Comment by axegon_
13 hours ago
As many others pointed out, the released files are nearly nothing compared to the full dataset. Personally I've been fiddling a lot with OSINT and analytics over the publicly available Reddit data(a considerable amount of my spare time over the last year) and the one thing I can say is that LLMs are under-performing(huge understatement) - they are borderline useless compared to traditional ML techniques. But as far as LLMs go, the best performers are the open source uncensored models(the most uncensored and unhinged), while the worst performers are the proprietary and paid models, especially over the last 2-3 months: they have been nerfed into oblivion - to the extent where simple prompts like "who is eligible to vote in US presidential elections" is considered a controversial question. So in the unlikely event that the full files are released, I personally would look at the traditional NLP techniques long before investing any time into LLMs.
On the limited dataset: Completely agree - the public files are a fraction of what exists and I should have mentioned that it is not all files but all publicly available ones. But that's exactly why making even this subset searchable matters. The bar right now is people manually ctrl+F-ing through PDFs or relying on secondhand claims. This at least lets anyone verify what is public.

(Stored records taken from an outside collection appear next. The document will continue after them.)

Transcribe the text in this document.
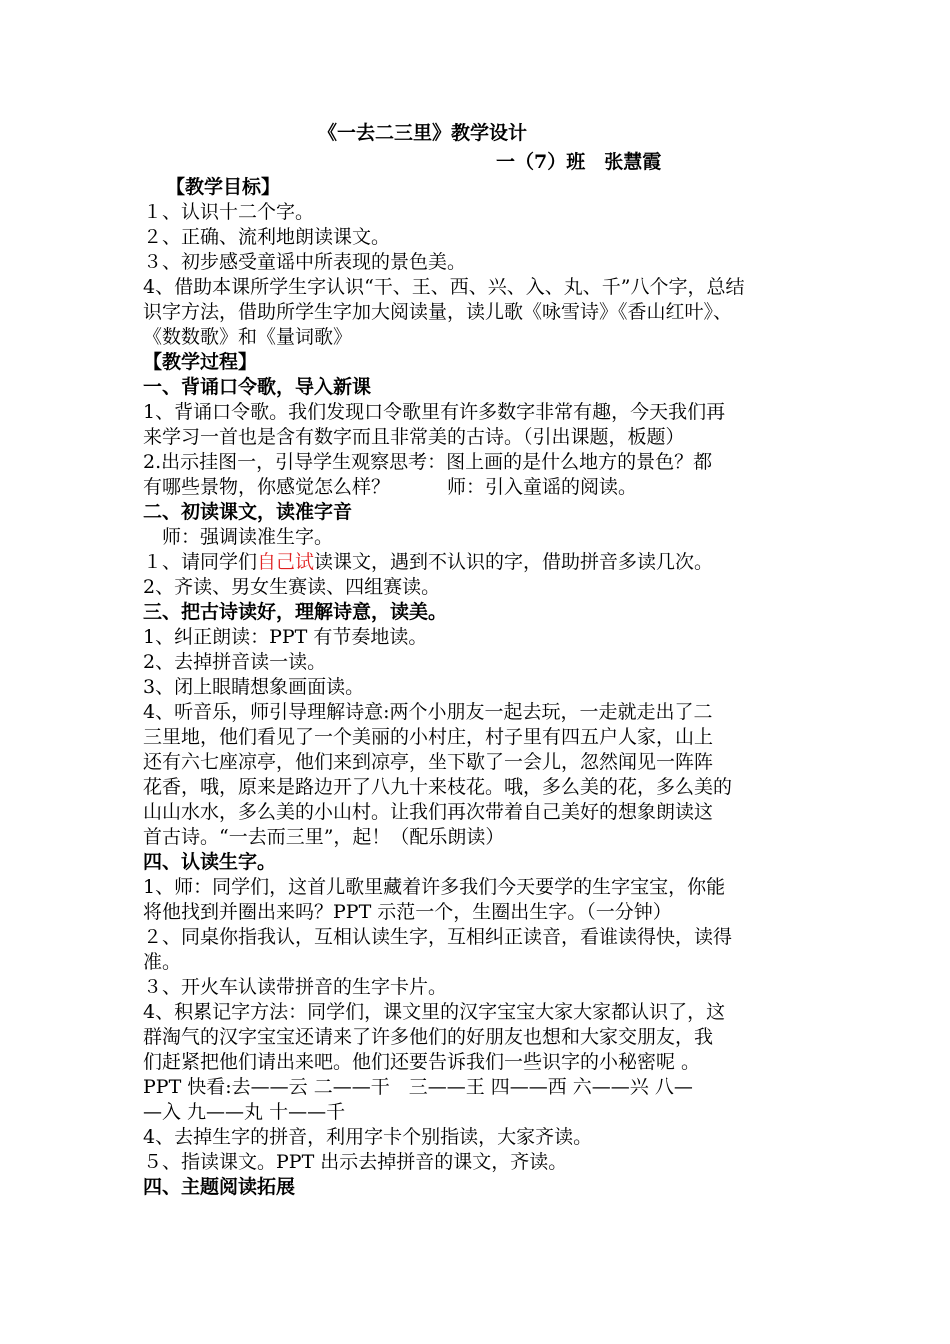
《一去二三里》教学设计
一（7）班　张慧霞
【教学目标】
１、认识十二个字。
２、正确、流利地朗读课文。
３、初步感受童谣中所表现的景色美。
4、借助本课所学生字认识“干、王、西、兴、入、丸、千”八个字，总结
识字方法，借助所学生字加大阅读量，读儿歌《咏雪诗》《香山红叶》、
《数数歌》和《量词歌》
【教学过程】
一、背诵口令歌，导入新课
1、背诵口令歌。我们发现口令歌里有许多数字非常有趣，今天我们再
来学习一首也是含有数字而且非常美的古诗。（引出课题，板题）
2.出示挂图一，引导学生观察思考：图上画的是什么地方的景色？都
有哪些景物，你感觉怎么样？　　　师：引入童谣的阅读。
二、初读课文，读准字音
　师：强调读准生字。
１、请同学们自己试读课文，遇到不认识的字，借助拼音多读几次。
2、齐读、男女生赛读、四组赛读。
三、把古诗读好，理解诗意，读美。
1、纠正朗读：PPT 有节奏地读。
2、去掉拼音读一读。
3、闭上眼睛想象画面读。
4、听音乐，师引导理解诗意:两个小朋友一起去玩，一走就走出了二
三里地，他们看见了一个美丽的小村庄，村子里有四五户人家，山上
还有六七座凉亭，他们来到凉亭，坐下歇了一会儿，忽然闻见一阵阵
花香，哦，原来是路边开了八九十来枝花。哦，多么美的花，多么美的
山山水水，多么美的小山村。让我们再次带着自己美好的想象朗读这
首古诗。“一去而三里”，起！（配乐朗读）
四、认读生字。
1、师：同学们，这首儿歌里藏着许多我们今天要学的生字宝宝，你能
将他找到并圈出来吗？PPT 示范一个，生圈出生字。（一分钟）
２、同桌你指我认，互相认读生字，互相纠正读音，看谁读得快，读得
准。
３、开火车认读带拼音的生字卡片。
4、积累记字方法：同学们，课文里的汉字宝宝大家大家都认识了，这
群淘气的汉字宝宝还请来了许多他们的好朋友也想和大家交朋友，我
们赶紧把他们请出来吧。他们还要告诉我们一些识字的小秘密呢 。
PPT 快看:去——云 二——干　三——王 四——西 六——兴 八—
—入 九——丸 十——千
4、去掉生字的拼音，利用字卡个别指读，大家齐读。
５、指读课文。PPT 出示去掉拼音的课文，齐读。
四、主题阅读拓展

On LLMs vs traditional NLP: I hear you, and I've seen similar issues with LLM hallucination on structured data. That's why the architecture here is hybrid:
- Traditional exact regex/grep search for names, dates, identifiers - Vector search for semantic queries - LLM orchestration layer that must cite sources and can't generate answers without grounding
> can't generate answers without grounding
"can't" seems like quite a strong claim. Would you care to elaborate?
I can see how one might use a JSON schema that enforces source references in the output, but there is no technique I'm aware of to constrain a model to only come up with data based on the grounding docs, vs. making up a response based on pretrained data (or hallucinating one) and still listing the provided RAG results as attached reference.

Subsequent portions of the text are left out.